Table 2. Experiments results.

5 Conclusion

Continuous keystroke dynamics-based user authentication is one of the most promising areas of authentication methods development. We propose new approaches to this problem that are based on the Hausdorff distance and its modifications as well as new methods based on the Hausdorff distance modification, the sum of maximum coordinate deviations.

According to the results of experimental research, the proposed method based on the sum of the maximum coordinate deviations with k nearest keyboard vectors selection reports the median value of the ROC AUC equal to 0.987. Thus, this method surpasses all other considered approaches, including the existing method based on Kolmogorov-Smirnov statistics, which is considered one of the most effective methods of one-class user authentication using keystroke dynamics, and a method based on a fully convolutional autoencoder.

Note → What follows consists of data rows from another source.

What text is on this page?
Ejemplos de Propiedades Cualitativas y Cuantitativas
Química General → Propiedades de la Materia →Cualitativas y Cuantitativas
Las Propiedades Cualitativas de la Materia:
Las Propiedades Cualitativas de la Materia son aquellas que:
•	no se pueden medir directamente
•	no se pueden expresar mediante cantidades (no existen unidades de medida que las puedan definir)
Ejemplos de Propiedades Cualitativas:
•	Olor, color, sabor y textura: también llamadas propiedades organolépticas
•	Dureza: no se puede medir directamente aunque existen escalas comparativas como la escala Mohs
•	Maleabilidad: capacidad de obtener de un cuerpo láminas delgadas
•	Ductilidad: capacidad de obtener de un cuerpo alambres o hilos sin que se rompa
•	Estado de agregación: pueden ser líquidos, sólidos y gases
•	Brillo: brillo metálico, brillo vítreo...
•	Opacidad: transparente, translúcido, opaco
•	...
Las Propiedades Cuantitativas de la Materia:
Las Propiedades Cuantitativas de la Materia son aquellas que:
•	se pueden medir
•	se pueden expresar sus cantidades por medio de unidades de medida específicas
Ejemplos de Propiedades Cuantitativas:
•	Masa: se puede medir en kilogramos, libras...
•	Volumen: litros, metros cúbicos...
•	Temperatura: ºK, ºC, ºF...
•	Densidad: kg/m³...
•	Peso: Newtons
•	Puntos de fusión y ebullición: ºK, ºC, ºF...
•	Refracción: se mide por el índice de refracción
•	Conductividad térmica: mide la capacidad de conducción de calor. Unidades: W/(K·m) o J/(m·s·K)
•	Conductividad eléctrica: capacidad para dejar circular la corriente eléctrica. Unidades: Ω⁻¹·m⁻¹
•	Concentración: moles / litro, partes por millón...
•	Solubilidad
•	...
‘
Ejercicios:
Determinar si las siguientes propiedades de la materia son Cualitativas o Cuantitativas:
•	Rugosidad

Despite favorable experimental results, there are ways to extend the research. First of all, to guarantee language independence, the proposed method’s performance should be evaluated on datasets in other languages. Secondly, with the proposed approach the size of the feature vector strongly depends on the sliding window size, i.e. in case of a smaller window fewer significant features can be extracted. Thus, to use a smaller sliding window different methods of feature extraction should be explored. Also, we plan to make a more detailed comparison with statistical and deep learning methods.